Deep Space Radiation, Black Holes And Other Questions - Episode 14

Any discussion of black holes and similar always reminds me of Terry Pratchett's observation that it's hard to discuss physics using a language designed to tell other monkeys where the ripe fruit is ;)

Can't believe Scott completely missed the most important advantage of space planes over capsules: They look so much cooler!

My method for shielding is distance. I live on the East Coast and my radioactive in-laws on the West Coast. I don't recommend it though, as no matter how far away they are their going to send me to an early grave.

A planet tidally locked to a neutron star with one side uninhabitable due to the radiation is hilarious to me as a concept.

I worked for an R&D firm where we used high neutron and high gamma ray sources to measure the density and porosity of material being drilled through in the oil and gas industry.
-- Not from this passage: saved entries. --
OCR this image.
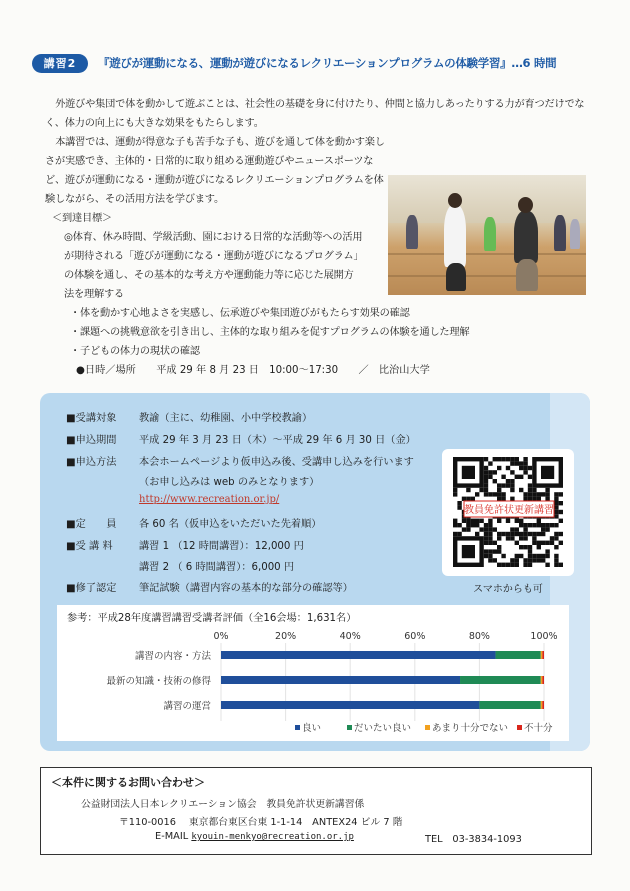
講習2	『遊びが運動になる、運動が遊びになるレクリエーションプログラムの体験学習』…6 時間

外遊びや集団で体を動かして遊ぶことは、社会性の基礎を身に付けたり、仲間と協力しあったりする力が育つだけでなく、体力の向上にも大きな効果をもたらします。

本講習では、運動が得意な子も苦手な子も、遊びを通して体を動かす楽しさが実感でき、主体的・日常的に取り組める運動遊びやニュースポーツなど、遊びが運動になる・運動が遊びになるレクリエーションプログラムを体験しながら、その活用方法を学びます。

＜到達目標＞
◎体育、休み時間、学級活動、園における日常的な活動等への活用
が期待される「遊びが運動になる・運動が遊びになるプログラム」
の体験を通し、その基本的な考え方や運動能力等に応じた展開方
法を理解する
・体を動かす心地よさを実感し、伝承遊びや集団遊びがもたらす効果の確認
・課題への挑戦意欲を引き出し、主体的な取り組みを促すプログラムの体験を通した理解
・子どもの体力の現状の確認
●日時／場所　　平成 29 年 8 月 23 日　10:00～17:30　　／　比治山大学
■受講対象 教諭（主に、幼稚園、小中学校教諭）
■申込期間 平成 29 年 3 月 23 日（木）～平成 29 年 6 月 30 日（金）
■申込方法 本会ホームページより仮申込み後、受講申し込みを行います
（お申し込みは web のみとなります）
http://www.recreation.or.jp/
■定　　員 各 60 名（仮申込をいただいた先着順）
■受 講 料	講習 1 （12 時間講習）：12,000 円
講習 2 （ 6 時間講習）：6,000 円
■修了認定 筆記試験（講習内容の基本的な部分の確認等）
教員免許状更新講習
スマホからも可
参考：平成28年度講習講習受講者評価（全16会場：1,631名）
0%	20%	40%	60%	80%	100%
講習の内容・方法
最新の知識・技術の修得
講習の運営
良い	だいたい良い あまり十分でない 不十分
＜本件に関するお問い合わせ＞
公益財団法人日本レクリエーション協会　教員免許状更新講習係
〒110-0016　 東京都台東区台東 1-1-14　ANTEX24 ビル 7 階
E-MAIL kyouin-menkyo@recreation.or.jp	TEL　03-3834-1093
Gamma rays were easy to deal with as lead would quickly absorb them. Neutron particles were much more difficult as they are at a much higher energy state. Hydrogen works well to slow, then stop the neutrons, but it takes a fair amount of volume. For portable shielding, we needed something better. We came with with a sandwich of UHMW and lead. The UHMW (1") would drop the neutron to a lower energy state, changing most of the radiation to gamma, alpha, beta, and zeta. A relatively thin layer of lead (1/4") could then absorb this EM radiation. We were able to make 2' square panels that could be easily moved by hand to be put into place to shield personnel from the radiation sources as they were being loaded into the tool and then sent down hole. This ment that the drilling crew was not required to have radiation monitor badges issued to them, nor were they forced off the rig while the quick installation of the sources happened. Two area monitors was all that was required. We never exceed 1mr/h at any time.

Scott posts at bedtime. Ideal.

High Z-number elements to shield photons (X and gamma rays), low Z-number elements to shield neutrons.

I am a nuclear engineer and have never heard of using concrete with lead in it. Since concrete is a structural material, they use iron instead. Usually in the form magnetite.

For crewed missions to Jupiter's moons, there was the HOPE study, exactly for a mission to Callisto with numerous different variant depending on propulsion.

It's funny when certain people pretend space and especially the Van Allan belts are some sort of insta death nuclear reactor they have to fly through. Because, you know, "Radiation"... Also thumbs up for having "Universe building" as hobby.

"If you wanted to mount a mission to Callisto, it wouldn't be to hard. " - Scott Manley, January, 2022

The following was an eye-opener for me. A substance is a good gamma ray absorber if it offers a high amount of electrons per unit of volume, since it is ray-electron scattering events that dissipate the energy of the gamma rays. The substance Lead has a high density, but that is only indirectly the reason why Lead is a good gamma ray absorber; having such a heavy nucleus means Lead has more electrons per unit of volume than pretty much any other substance. LATER EDIT: As pointed out in the reply by Timmy Brolin: there are elements that are denser than Lead; significantly denser. We know that lead is quite reactive, indicating that the outer electrons of Lead are relatively loosely bound. Generally, having loosely bound electrons tends to correlate with a larger atom size. As we know, Gold is highly inert. I assume that is because all the outer electrons of Gold are tightly bound , which tends to correlate with smaller atom size.

The difference between radiation requirements for LEO vs GEO (and above) is night and day. A LEO capable FPGA is $5, a GEO capable FPGA is $15,000. Redundancy means nothing if the part latches up and burns out.

The greatest amazement of space is this: How easily it can turn great minds into nothing more then confused children. Well done black holes, may we never fully understand you!

Neutron stars can also go flying on exciting trips through the universe as a result of the dynamics of their birth. That presents the possibility of a neutron star being an extrasolar capture or even temporary visitor.

Paraffin is an excellent hydrogen rich absorber seldom mentioned. It has material advantages like castability or block walls and no toxicity.

1:20 on Earth we use both: heavy materials such as lead and even depleted uranium for gamma absorption, and light (high hydrogen, such as water, paraffins or polyethylene) materials for neutron shielding. When the radiation is mixed, a layered cake approach is used, called graded Z shielding, where the materials with an increasing atomic weight are stacked in proper order

One thing I always wondered, why not shield the sleeping bags? Lead lined sleeping bags, plastics for cabin shielding etc... You don't wear it all day but but it could cut a nice chunk out of the daily exposure.

@ScottF short answer: yes, everything falling in is imprinted on the horizon, from an outside perspective. It not only gets redshifted to invisibility but also roasted to a plasma soup in the accretion disk, so the imprint is massively scrambled. Finally, of you were to fall in you actually could witness the event horizon and you would reach the singularity in a finite time. PBS spacetime covers all this in detail if you want to know more.

From the vantage point of a distant outside observer, an object falling towards a BH and very near the event horizon would not only be gravitationally redshifted and frozen in time but also smeared and scrambled over the whole surface of the event horizon.